Eval as Contract
Treat your eval suite as a binding contract — releases ship only if evals pass, and changing evals is an architectural review, not a config tweak.
Intent & Description
🎯 Intent
Treat the eval suite as the contract the agent must satisfy — releases ship only if evals pass.
📋 Context
You ship an agent to real users and are expected to hold a stable quality bar release after release. You already have an eval suite that gives you a numeric read on quality. The problem is it’s aspirational — engineers can ship past failing evals with enough justification. Stakeholders need that bar to be enforced, not just measured.
💡 Solution
Define a tiered eval suite: blocking evals (must pass for release) and advisory evals (tracked but not blocking). Wire blocking evals into CI. Block PRs and releases when blocking evals fail.

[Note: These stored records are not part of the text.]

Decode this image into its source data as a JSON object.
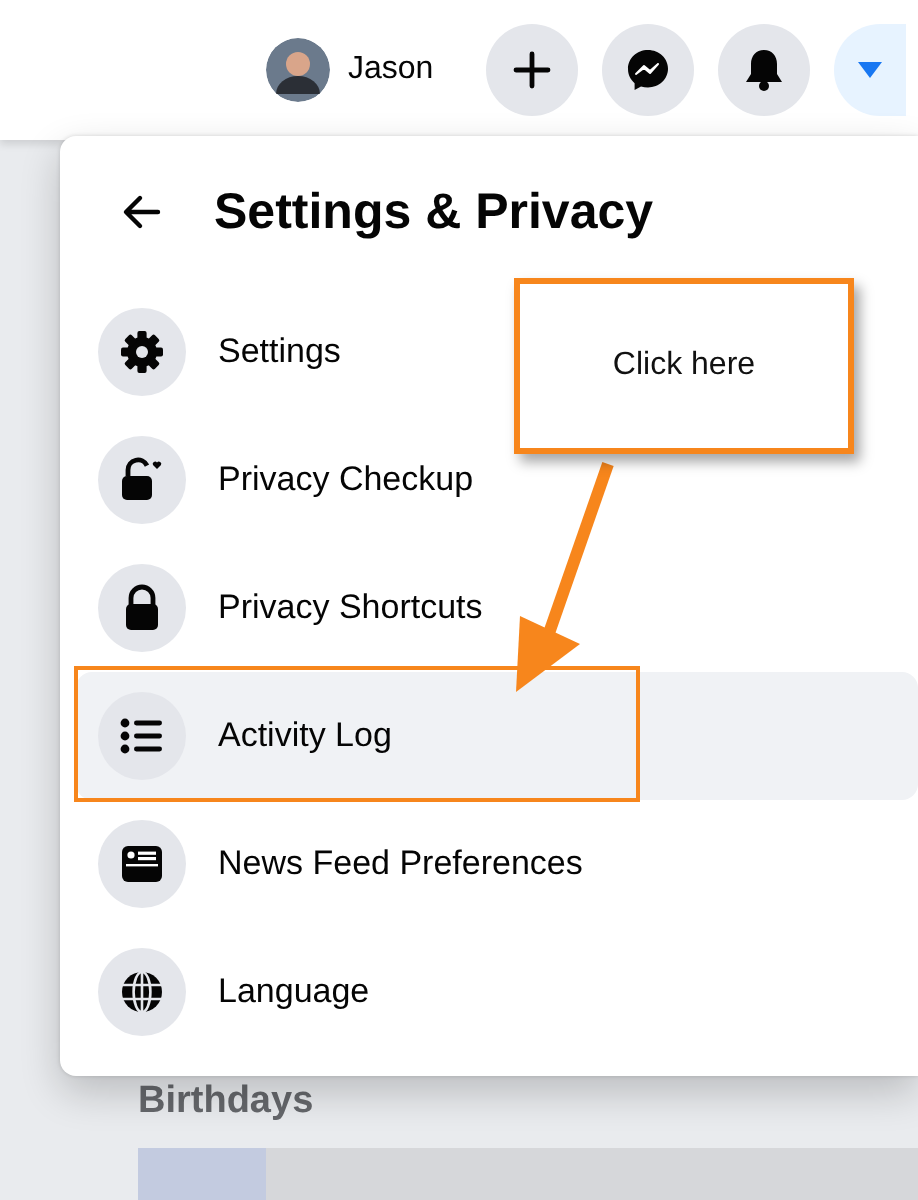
{
  "top_bar": {
    "user_name": "Jason",
    "buttons": [
      {
        "kind": "create",
        "selected": false
      },
      {
        "kind": "messenger",
        "selected": false
      },
      {
        "kind": "notifications",
        "selected": false
      },
      {
        "kind": "account",
        "selected": true
      }
    ]
  },
  "menu": {
    "title": "Settings & Privacy",
    "items": [
      {
        "kind": "gear",
        "label": "Settings",
        "selected": false
      },
      {
        "kind": "checkup",
        "label": "Privacy Checkup",
        "selected": false
      },
      {
        "kind": "lock",
        "label": "Privacy Shortcuts",
        "selected": false
      },
      {
        "kind": "list",
        "label": "Activity Log",
        "selected": true
      },
      {
        "kind": "feed",
        "label": "News Feed Preferences",
        "selected": false
      },
      {
        "kind": "globe",
        "label": "Language",
        "selected": false
      }
    ]
  },
  "annotation": {
    "callout": "Click here"
  },
  "feed": {
    "section_title": "Birthdays"
  }
}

Treat eval changes as architectural changes — require review and signoff, not just a commit.
Real-world Use Case
- An eval suite exists that can be tiered into blocking and advisory.
- CI can be wired so blocking eval failures actually prevent release.

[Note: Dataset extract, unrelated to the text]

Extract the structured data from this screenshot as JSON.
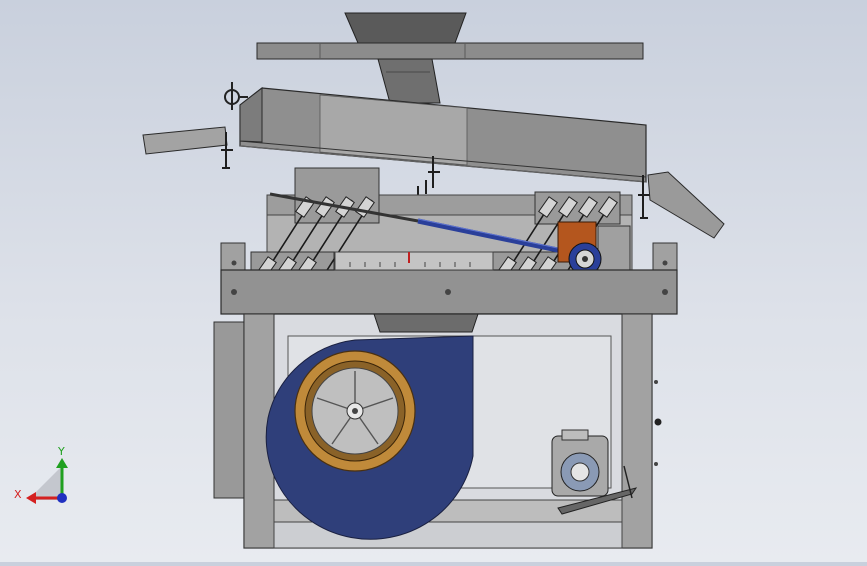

- The team is willing to treat eval changes as architectural changes (review + signoff).
Source
📌 TL;DR
Wire your evals into CI and make them blocking — if the suite passes you ship, if it fails you don’t, and changing the suite is a code review, not a hotfix.
Advantages
- Quality bar is enforced, not aspirational — the gate is real.
- The eval suite earns its seat by being load-bearing infrastructure.
Disadvantages
- Bad or miscalibrated evals block legitimate releases — eval quality matters as much as agent quality.
- Calibration is an ongoing empirical effort, not a one-time setup.